作为身处荣辱文化背景中的牧者,我们尊重但不认同这样的方法。事实上,我们认为,代受刑罚恰恰为生活在荣辱文化中的人们提供了有益的纠正,帮助他们正确地理解自己在神面前的地位,以及神在耶稣基督中里为罪人所做的工作。
什么是荣辱文化?荣辱文化的支持者如何重构赎罪教义?
荣辱文化是看重社会认可、注重关系和谐的集体主义文化。违背社群的期望会引起“羞耻”和丢脸,而遵循社会习俗则提高人在社群中的声望或“荣誉”。 许多人已尝试将福音信息作处境化的处理。他们重新诠释了十字架的意义,以更好地适应当地的文化框架。 一些这样的尝试尚且平衡和谨慎,而另一些则问题重重。[ii]
总体而言,赎罪教义被重新建构如下:(1)因着人的罪,人已然破坏人与神的关系;(2)罪导致羞愧和耻辱;(3)通过他的死,耶稣担当了我们的耻辱,恢复了我们的尊荣;(4)我们必须做出忠于耶稣,进入神的家的回应;(5)所以,尽管我们曾遭羞辱和弃绝,但借着基督神高举我们进入永恒的荣耀。[iii] 在这些模式中,一些信息被消除:因违背神的律法而产生的罪责;在正义性报复中向着不法之人显明的神的忿怒;以及神预备主耶稣基督成为义的承受神忿怒的替代者,借此我们的罪孽得以赦免,并以称义的身份站在祂面前。
这些对赎罪的重新解释忠于圣经吗? 我们坚决认为不是。实际上,我们认为这些重构使十字架的能力落了空(林前1:17)。我们会先从三方面呈现我们的论点,随后会提出一些我们的深思,关于如何在我们这样的(荣辱)文化中讲述赎罪。
拒绝在荣辱文化中重新解释赎罪的三个理由:
(1) 基于圣经的概念体系都必须优先于文化概念体系
首先,在赎罪教义,实际上应该说在一切神学议题的所有表述中,基于圣经的概念体系都必须优先于文化概念体系。 我们必须按着圣经自己给定的意思,使用它自己的概念系统和框架来阅读。[iv] 我们不能为了适应我们的文化处境,就随心所欲地把圣经外的世界观强加在圣经上。十字架并不是一个原始的未经解释的事件,也未授权许可我们在新的文化处境中赋予它新的意义。相反,内蕴于圣经的、众使徒的对赎罪的解释是与刑罚有关的(penal)、替代性的(substitutionary)。 用约翰·斯托得(John Stott)的话说,这是“赎罪本身的心脏”。[v] 它是“赎罪的中心”,如果缺少这个“关键”,你就无法理解新约作者用来描述赎罪的其他画面:赎买、献祭、得胜、和好、称义等。[vi]

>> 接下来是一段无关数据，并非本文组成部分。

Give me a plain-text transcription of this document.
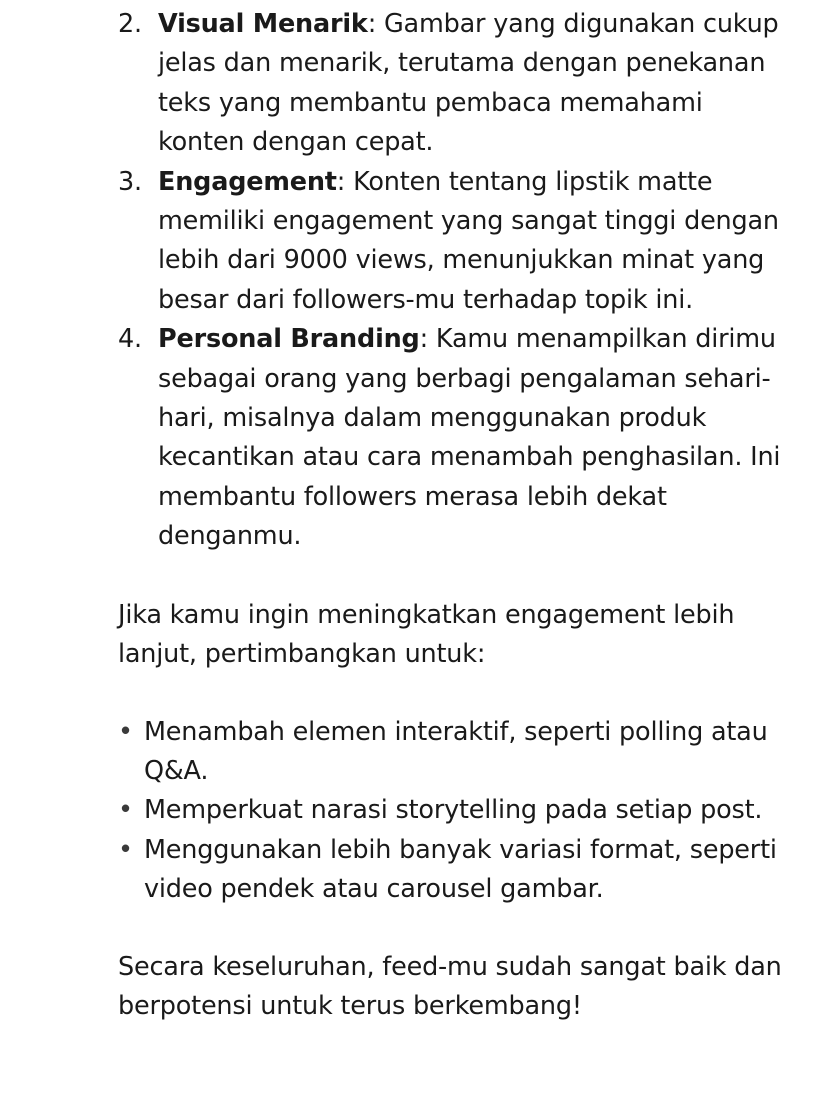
2. Visual Menarik: Gambar yang digunakan cukup jelas dan menarik, terutama dengan penekanan teks yang membantu pembaca memahami konten dengan cepat.
3. Engagement: Konten tentang lipstik matte memiliki engagement yang sangat tinggi dengan lebih dari 9000 views, menunjukkan minat yang besar dari followers-mu terhadap topik ini.
4. Personal Branding: Kamu menampilkan dirimu sebagai orang yang berbagi pengalaman sehari-hari, misalnya dalam menggunakan produk kecantikan atau cara menambah penghasilan. Ini membantu followers merasa lebih dekat denganmu.

Jika kamu ingin meningkatkan engagement lebih lanjut, pertimbangkan untuk:

• Menambah elemen interaktif, seperti polling atau Q&A.
• Memperkuat narasi storytelling pada setiap post.
• Menggunakan lebih banyak variasi format, seperti video pendek atau carousel gambar.

Secara keseluruhan, feed-mu sudah sangat baik dan berpotensi untuk terus berkembang!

此外,构成代罚性救赎基础的概念体系并非源于“启蒙运动世界观”或西方司法框架的解释性偏见。[vii] 相反,律法、罪责(guilt)、报偿性正义、和公义的概念系统是默示成文的(inscripturated),基于圣经的。这些概念被编织进了圣经故事主线的根基中,并在圣经正典所记载的救赎历史的诸约中得到发展。
在创世记第3章,亚当和夏娃因违背了神的命令,背叛了神的统治,以至于在神的审判中被判为有罪。 因亚当一人的犯罪,他的子孙后代都被定罪(罗5:12-21)。贯穿整个旧约历史,我们看到司法概念上的罪和义是藉着摩西之约、摩西律法、利未记的献祭制度、并最终藉着那一位义仆到来的应许得以发展。这位义仆献上自己、担当他百姓的罪,并宣告他们为义(赛53:11)。这个框架构成了新约圣经将基督的赎罪解释为代受刑罚的背景。
(2).圣经中的荣与辱
可是等等!圣经不就是在荣辱文化中写成的吗?圣经里不是充满荣与辱的观念吗?确实是的。而且,荣与辱的概念能给我们带来许多益处,前提是我们必须在圣经框架内正确理解和应用它们。圣经中的荣辱框架并非简单等同于任何一种文化对荣辱的理解。
在大多数文化中,“光荣”和“羞耻”关乎个体是否遵守社群(community)理想, 也关乎个体在社群中的社会地位。文化把社群作为荣辱的核心价值——它们基本是“横向维度的”,即个体在社群中人际性的声望和地位。
我们必须记住,文化是堕落人类的建构。每种文化都受到那个堕落事件的影响,显明我们的罪和对神的背叛。我们对神的不顺服破坏了我们与造物主的关系,并将死亡带入了世界。在堕落的本性中,我们力求从神的主权中保留自主权。我们随己意思考与行动。我们生在这世上从本性上就是罪人,也与其他罪人同居,一起形成习惯、习俗和传统。这些都是“我们眼中看为正的”所发出的果效。简而言之,堕落的人类文化按着他们的认识来定义“尊荣”和“羞耻”。然而,旧约和新约的作者会把这样的定义称为可耻的(诗119:80,帖后3:14)。[viii]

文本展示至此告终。